I have no doubt all of that is true, and admirable. However, I also have to admit that I have little idea what the map produced by this cloud-technological, and most comprehensive and collaborative, web-mapping project actually means. Here is that map:
Let me hazard a guess. What I think the map may mean is that if your goal is to reduce poverty and improve nutrition and health, in equal measure, and you want to do this via cassava, the areas in red are…what? The places where you would have the best chance of succeeding? The places where you’re going to have the biggest impact? The places where you should go on holiday?
I should have gone to the workshop, I guess. Maybe if I had, I’d be able to understand the whole thing more, and explain it better. And it is still in Beta, so there’s stuff in the pipeline, including documentation, no doubt. The idea of providing diverse maps online, and allowing users to combine them in fancy ways in support of decision-making, is certainly a great one. I really hope to see the promise of RTBMaps fulfilled.
The Indonesian fires and crop wild relatives
I know what you’re wondering. You’re wondering whether those fires in Indonesia which are causing so much trouble with haze in Singapore and other neighbouring places are also endangering any crop wild relatives back home. Well, thanks to the following Twitter exchange with the GIS people at Kew, I now know (or have been reminded, actually) that NASA makes available global data on active fires:
@AgroBioDiverse @worldresource yes with GeoCAT & kml layer import – this is from last 24 hrs http://t.co/3utE5w6cMb pic.twitter.com/RqtpAIsm0n
— KewGIS (@KewGIS) July 10, 2013
We can of course mash that up in Google Earth with, say, the distribution of wild rice (Oryza spp) from Genesys. That would be the little pale blue circles in the map reproduced below.
Which does suggest that at least some of the Indonesian fires may be occurring in wild rice habitats. They may actually be beneficial to some of the weedier species, though, for all I know. Anyway, as ever, it’s nice to have the data. And, just as importantly, be able to play with it.

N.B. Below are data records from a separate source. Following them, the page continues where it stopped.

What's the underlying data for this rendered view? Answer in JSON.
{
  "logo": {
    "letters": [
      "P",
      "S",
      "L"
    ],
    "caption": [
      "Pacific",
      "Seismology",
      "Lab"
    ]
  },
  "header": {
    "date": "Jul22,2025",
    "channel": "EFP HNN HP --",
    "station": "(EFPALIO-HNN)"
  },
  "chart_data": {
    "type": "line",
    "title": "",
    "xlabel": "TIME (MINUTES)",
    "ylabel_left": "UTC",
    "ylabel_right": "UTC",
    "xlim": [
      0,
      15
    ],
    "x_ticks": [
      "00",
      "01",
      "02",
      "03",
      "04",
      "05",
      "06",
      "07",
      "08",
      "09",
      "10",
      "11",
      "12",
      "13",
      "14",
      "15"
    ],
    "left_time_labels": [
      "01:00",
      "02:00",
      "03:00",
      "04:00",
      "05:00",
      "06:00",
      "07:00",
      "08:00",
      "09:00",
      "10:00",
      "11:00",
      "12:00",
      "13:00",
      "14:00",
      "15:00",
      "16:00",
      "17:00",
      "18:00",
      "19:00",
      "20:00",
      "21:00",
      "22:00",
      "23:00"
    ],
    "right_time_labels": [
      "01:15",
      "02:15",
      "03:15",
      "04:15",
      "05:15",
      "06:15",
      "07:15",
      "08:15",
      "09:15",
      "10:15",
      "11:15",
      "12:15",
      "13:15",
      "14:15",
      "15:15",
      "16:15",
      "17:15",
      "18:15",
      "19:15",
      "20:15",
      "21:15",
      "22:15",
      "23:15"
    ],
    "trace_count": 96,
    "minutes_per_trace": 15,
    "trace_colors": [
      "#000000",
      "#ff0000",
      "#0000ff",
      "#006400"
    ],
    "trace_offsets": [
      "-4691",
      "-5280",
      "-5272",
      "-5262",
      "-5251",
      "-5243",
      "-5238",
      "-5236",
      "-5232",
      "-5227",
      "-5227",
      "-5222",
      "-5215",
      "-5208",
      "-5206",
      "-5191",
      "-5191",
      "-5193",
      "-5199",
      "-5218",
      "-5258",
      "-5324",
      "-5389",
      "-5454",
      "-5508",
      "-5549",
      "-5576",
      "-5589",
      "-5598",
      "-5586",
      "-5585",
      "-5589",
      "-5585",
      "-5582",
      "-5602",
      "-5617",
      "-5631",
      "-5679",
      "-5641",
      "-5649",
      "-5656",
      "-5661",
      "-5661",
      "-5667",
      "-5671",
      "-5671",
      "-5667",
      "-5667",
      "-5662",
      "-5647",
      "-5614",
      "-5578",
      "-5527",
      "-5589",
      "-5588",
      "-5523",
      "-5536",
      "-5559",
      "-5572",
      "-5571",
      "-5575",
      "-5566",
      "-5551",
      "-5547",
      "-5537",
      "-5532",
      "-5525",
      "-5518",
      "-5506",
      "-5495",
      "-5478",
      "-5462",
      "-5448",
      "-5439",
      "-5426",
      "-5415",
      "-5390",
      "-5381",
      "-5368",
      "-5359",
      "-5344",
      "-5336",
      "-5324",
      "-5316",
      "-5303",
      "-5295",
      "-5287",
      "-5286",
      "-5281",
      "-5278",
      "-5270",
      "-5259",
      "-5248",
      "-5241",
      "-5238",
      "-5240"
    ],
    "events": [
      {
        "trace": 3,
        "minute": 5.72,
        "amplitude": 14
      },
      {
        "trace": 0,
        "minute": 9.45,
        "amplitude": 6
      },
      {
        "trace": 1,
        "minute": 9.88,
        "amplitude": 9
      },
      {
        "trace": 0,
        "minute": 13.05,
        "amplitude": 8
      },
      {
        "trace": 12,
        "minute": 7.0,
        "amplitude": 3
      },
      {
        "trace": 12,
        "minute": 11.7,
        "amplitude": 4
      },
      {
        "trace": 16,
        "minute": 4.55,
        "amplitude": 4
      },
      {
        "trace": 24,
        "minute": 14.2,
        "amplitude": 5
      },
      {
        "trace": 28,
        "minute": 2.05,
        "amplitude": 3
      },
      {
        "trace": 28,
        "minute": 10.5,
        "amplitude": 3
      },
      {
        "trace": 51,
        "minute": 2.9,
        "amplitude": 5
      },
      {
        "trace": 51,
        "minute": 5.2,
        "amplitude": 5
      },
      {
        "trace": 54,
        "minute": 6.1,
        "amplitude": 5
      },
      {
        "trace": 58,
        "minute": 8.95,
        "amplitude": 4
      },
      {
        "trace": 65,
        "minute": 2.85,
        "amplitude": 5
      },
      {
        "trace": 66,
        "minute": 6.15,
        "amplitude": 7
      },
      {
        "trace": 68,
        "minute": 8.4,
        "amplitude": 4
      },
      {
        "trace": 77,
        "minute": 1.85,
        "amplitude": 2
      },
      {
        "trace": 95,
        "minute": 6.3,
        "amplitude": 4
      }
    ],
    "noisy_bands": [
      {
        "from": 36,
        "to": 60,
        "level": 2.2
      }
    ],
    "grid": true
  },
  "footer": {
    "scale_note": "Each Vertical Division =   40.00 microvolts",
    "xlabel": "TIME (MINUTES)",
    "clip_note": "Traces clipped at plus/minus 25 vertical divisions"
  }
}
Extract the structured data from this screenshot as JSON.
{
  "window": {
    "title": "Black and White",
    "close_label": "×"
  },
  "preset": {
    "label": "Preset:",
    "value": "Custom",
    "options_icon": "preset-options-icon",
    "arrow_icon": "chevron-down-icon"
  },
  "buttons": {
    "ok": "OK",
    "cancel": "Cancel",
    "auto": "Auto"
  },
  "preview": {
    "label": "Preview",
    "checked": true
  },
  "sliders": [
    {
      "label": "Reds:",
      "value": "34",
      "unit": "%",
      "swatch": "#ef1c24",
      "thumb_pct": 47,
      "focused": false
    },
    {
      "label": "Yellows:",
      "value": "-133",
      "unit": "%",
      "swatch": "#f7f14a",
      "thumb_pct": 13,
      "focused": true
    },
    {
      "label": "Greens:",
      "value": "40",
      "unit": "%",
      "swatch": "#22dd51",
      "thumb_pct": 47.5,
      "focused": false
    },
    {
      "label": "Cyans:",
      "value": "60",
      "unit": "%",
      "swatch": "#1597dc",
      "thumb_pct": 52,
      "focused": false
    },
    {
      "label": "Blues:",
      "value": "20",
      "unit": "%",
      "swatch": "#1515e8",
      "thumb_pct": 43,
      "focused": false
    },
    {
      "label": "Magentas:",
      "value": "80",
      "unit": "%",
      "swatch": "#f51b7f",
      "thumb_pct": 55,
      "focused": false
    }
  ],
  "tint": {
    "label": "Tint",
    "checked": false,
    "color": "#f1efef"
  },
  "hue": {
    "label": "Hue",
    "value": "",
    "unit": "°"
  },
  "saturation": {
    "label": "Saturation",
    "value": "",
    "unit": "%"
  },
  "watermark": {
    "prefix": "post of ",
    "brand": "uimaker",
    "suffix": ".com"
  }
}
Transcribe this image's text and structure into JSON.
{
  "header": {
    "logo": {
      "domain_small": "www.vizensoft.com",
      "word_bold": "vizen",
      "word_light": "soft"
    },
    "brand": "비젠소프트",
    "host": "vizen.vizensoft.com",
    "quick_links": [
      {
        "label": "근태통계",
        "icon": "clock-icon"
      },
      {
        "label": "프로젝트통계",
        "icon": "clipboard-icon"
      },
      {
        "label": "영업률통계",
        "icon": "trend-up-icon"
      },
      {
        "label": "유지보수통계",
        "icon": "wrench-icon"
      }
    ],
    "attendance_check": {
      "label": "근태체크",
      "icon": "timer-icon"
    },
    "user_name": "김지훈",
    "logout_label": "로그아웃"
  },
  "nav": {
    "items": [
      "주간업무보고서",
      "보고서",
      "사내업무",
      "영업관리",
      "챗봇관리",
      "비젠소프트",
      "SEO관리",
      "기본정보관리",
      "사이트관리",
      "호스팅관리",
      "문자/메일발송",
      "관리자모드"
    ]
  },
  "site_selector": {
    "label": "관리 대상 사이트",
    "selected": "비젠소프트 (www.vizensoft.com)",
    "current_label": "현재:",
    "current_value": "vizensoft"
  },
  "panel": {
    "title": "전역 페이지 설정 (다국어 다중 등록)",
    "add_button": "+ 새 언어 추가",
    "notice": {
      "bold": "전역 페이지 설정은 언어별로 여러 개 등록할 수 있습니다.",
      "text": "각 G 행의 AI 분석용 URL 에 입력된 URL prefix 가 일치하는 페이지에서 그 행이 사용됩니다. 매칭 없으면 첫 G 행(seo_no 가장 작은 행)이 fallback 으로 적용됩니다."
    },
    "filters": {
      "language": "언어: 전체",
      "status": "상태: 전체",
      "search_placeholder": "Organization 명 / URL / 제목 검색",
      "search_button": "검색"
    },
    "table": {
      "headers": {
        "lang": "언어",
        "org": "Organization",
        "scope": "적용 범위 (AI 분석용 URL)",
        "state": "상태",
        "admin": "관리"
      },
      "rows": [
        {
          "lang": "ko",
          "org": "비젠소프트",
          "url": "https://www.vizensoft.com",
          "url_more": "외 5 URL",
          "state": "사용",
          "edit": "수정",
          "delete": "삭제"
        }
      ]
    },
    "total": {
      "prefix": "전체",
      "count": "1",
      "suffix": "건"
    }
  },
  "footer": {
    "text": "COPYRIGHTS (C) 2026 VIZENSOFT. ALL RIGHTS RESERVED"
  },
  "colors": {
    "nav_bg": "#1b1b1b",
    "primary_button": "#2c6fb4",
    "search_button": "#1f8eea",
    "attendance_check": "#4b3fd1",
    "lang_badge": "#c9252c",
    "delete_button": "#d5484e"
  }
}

Nibbles: Bahamian pigs, Llamas far from home, Ugandan aquaponics, Better broccoli, African atlas, Chinese sesame imports, Root & tuber maps, NZ genebank access
- The next big livestock thing is swimming pigs.
- Or maybe llamas. Not swimming ones, mind, settle down.
- Nope, it’s farmed fish. Which do swim, though not very far.
- Meanwhile, Cornell re-engineers broccoli.
- And HarvestChoice puts out an African atlas. Online resources coming in due course.
- Which does not show you sesame cultivation in Ethiopia, alas, at least not yet, let’s wait for the online version.
- Speaking of atlases, RTBMaps is in Beta. I’ll have to play with it and get back to you.
- New Zealand changes genebank rules to speed up forage breeding. To do with quarantine rather than ABS, though.